The algorithm for FALD-HCC surveillance. AFP, alpha fetoprotein, APRI, aspartate aminotransferase -to-platelet ratio index; CT, computed tomography; FIB-4, Fibrosis-4; FALD, Fontan-associated liver disease; GI, gastrointestinal; HCC, hepatocellular carcinoma; MELD, model for end-stage liver disease; MRI, magnetic resonance imaging, VAST score, varices, ascites, splenomegaly, thrombocytopenia.

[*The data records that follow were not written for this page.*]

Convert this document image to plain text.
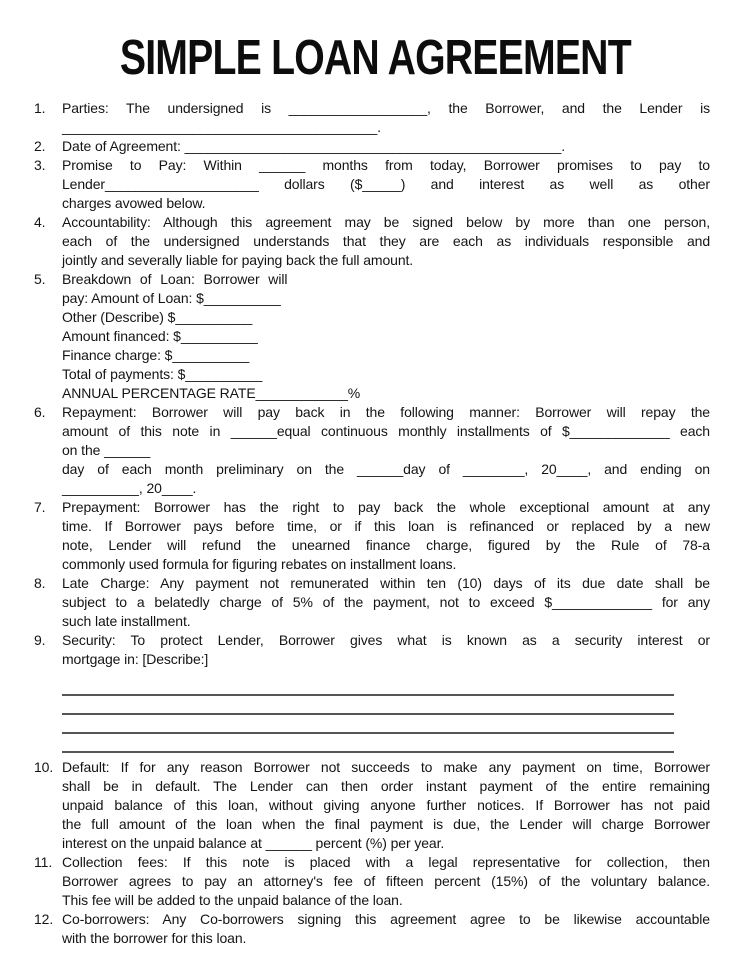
SIMPLE LOAN AGREEMENT
1. Parties: The undersigned is __________________, the Borrower, and the Lender is
_________________________________________.
2. Date of Agreement: _________________________________________________.
3. Promise to Pay: Within ______ months from today, Borrower promises to pay to
Lender____________________ dollars ($_____) and interest as well as other
charges avowed below.
4. Accountability: Although this agreement may be signed below by more than one person,
each of the undersigned understands that they are each as individuals responsible and
jointly and severally liable for paying back the full amount.
5. Breakdown of Loan: Borrower will
pay: Amount of Loan: $__________
Other (Describe) $__________
Amount financed: $__________
Finance charge: $__________
Total of payments: $__________
ANNUAL PERCENTAGE RATE____________%
6. Repayment: Borrower will pay back in the following manner: Borrower will repay the
amount of this note in ______equal continuous monthly installments of $_____________ each
on the ______
day of each month preliminary on the ______day of ________, 20____, and ending on
__________, 20____.
7. Prepayment: Borrower has the right to pay back the whole exceptional amount at any
time. If Borrower pays before time, or if this loan is refinanced or replaced by a new
note, Lender will refund the unearned finance charge, figured by the Rule of 78-a
commonly used formula for figuring rebates on installment loans.
8. Late Charge: Any payment not remunerated within ten (10) days of its due date shall be
subject to a belatedly charge of 5% of the payment, not to exceed $_____________ for any
such late installment.
9. Security: To protect Lender, Borrower gives what is known as a security interest or
mortgage in: [Describe:]
10. Default: If for any reason Borrower not succeeds to make any payment on time, Borrower
shall be in default. The Lender can then order instant payment of the entire remaining
unpaid balance of this loan, without giving anyone further notices. If Borrower has not paid
the full amount of the loan when the final payment is due, the Lender will charge Borrower
interest on the unpaid balance at ______ percent (%) per year.
11. Collection fees: If this note is placed with a legal representative for collection, then
Borrower agrees to pay an attorney's fee of fifteen percent (15%) of the voluntary balance.
This fee will be added to the unpaid balance of the loan.
12. Co-borrowers: Any Co-borrowers signing this agreement agree to be likewise accountable
with the borrower for this loan.
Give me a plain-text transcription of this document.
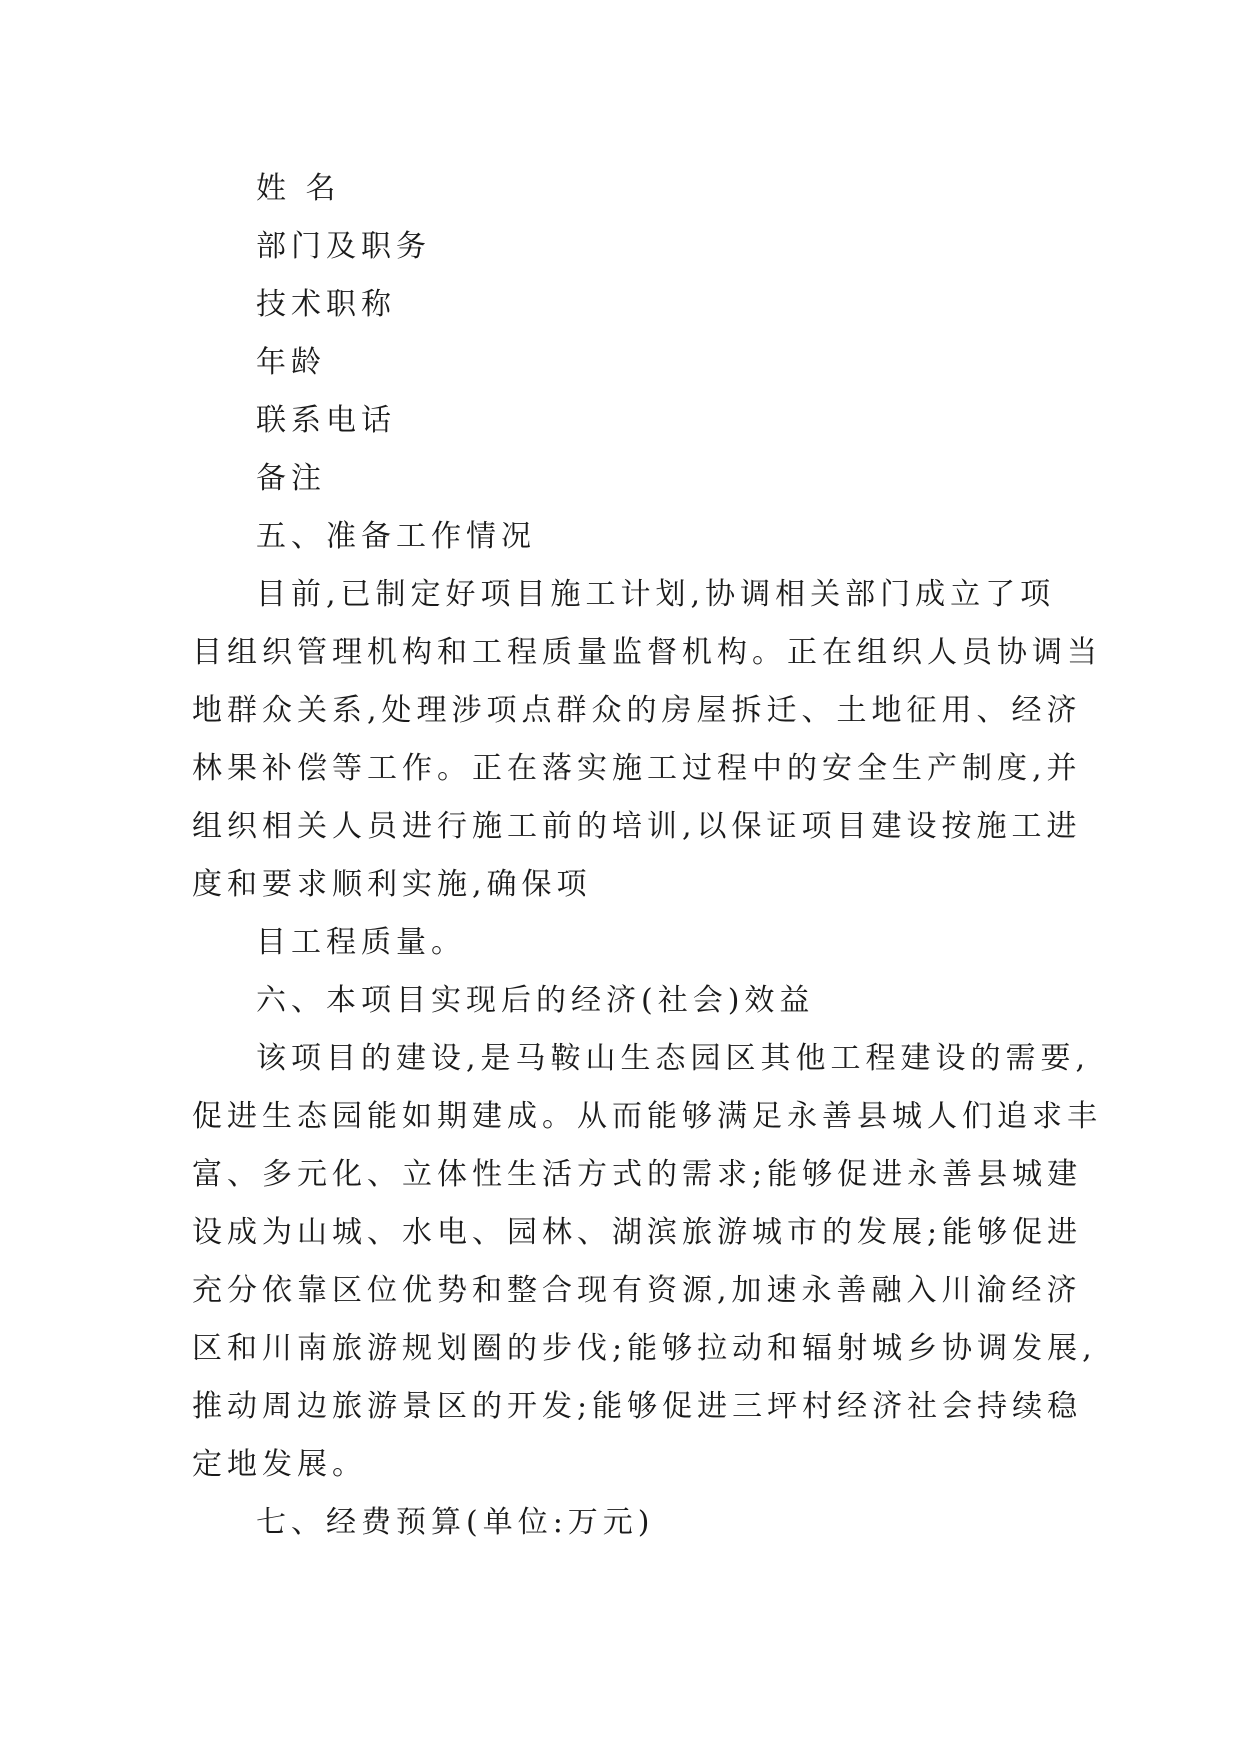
姓 名

部门及职务

技术职称

年龄

联系电话

备注

五、准备工作情况

目前,已制定好项目施工计划,协调相关部门成立了项
目组织管理机构和工程质量监督机构。正在组织人员协调当
地群众关系,处理涉项点群众的房屋拆迁、土地征用、经济
林果补偿等工作。正在落实施工过程中的安全生产制度,并
组织相关人员进行施工前的培训,以保证项目建设按施工进
度和要求顺利实施,确保项

目工程质量。

六、本项目实现后的经济(社会)效益

该项目的建设,是马鞍山生态园区其他工程建设的需要,
促进生态园能如期建成。从而能够满足永善县城人们追求丰
富、多元化、立体性生活方式的需求;能够促进永善县城建
设成为山城、水电、园林、湖滨旅游城市的发展;能够促进
充分依靠区位优势和整合现有资源,加速永善融入川渝经济
区和川南旅游规划圈的步伐;能够拉动和辐射城乡协调发展,
推动周边旅游景区的开发;能够促进三坪村经济社会持续稳
定地发展。

七、经费预算(单位:万元)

Mental health care and transitional care of FALD in adults

People with a Fontan circulation have a higher rate of lifetime psychiatric diagnosis (65%) than their healthy peers (22%), particularly for anxiety and behavioral disorders77. Therefore, there needs to be a low threshold for the provision of mental health care. Also, from 21 to 76% of patients experience a break in regular follow-up cardiology care after transfer from pediatric to adult care78. Transitioning from child to adult care, including clinical and social care, is necessary for patients with FALD. FALD must be followed-up continuously for the lifetime of the patient.

Conclusion and future perspective

The prevalence of FALD is increasing worldwide and the frequency of liver complications is rising because of improvement of cardiac survival. Evaluation of Fontan is different in children and adults, so further studies to identify non-invasive markers of fibrosis and FALD-HCC criteria are needed.

Ethical approval

All procedures performed in studies involving human participants were in accordance with the ethical standards of the institutional and/or national research committee and with the 1964 Helsinki declaration and its later amendments or comparable ethical standards.

Informed consent

Informed consent was obtained from the patient for the publication of our study.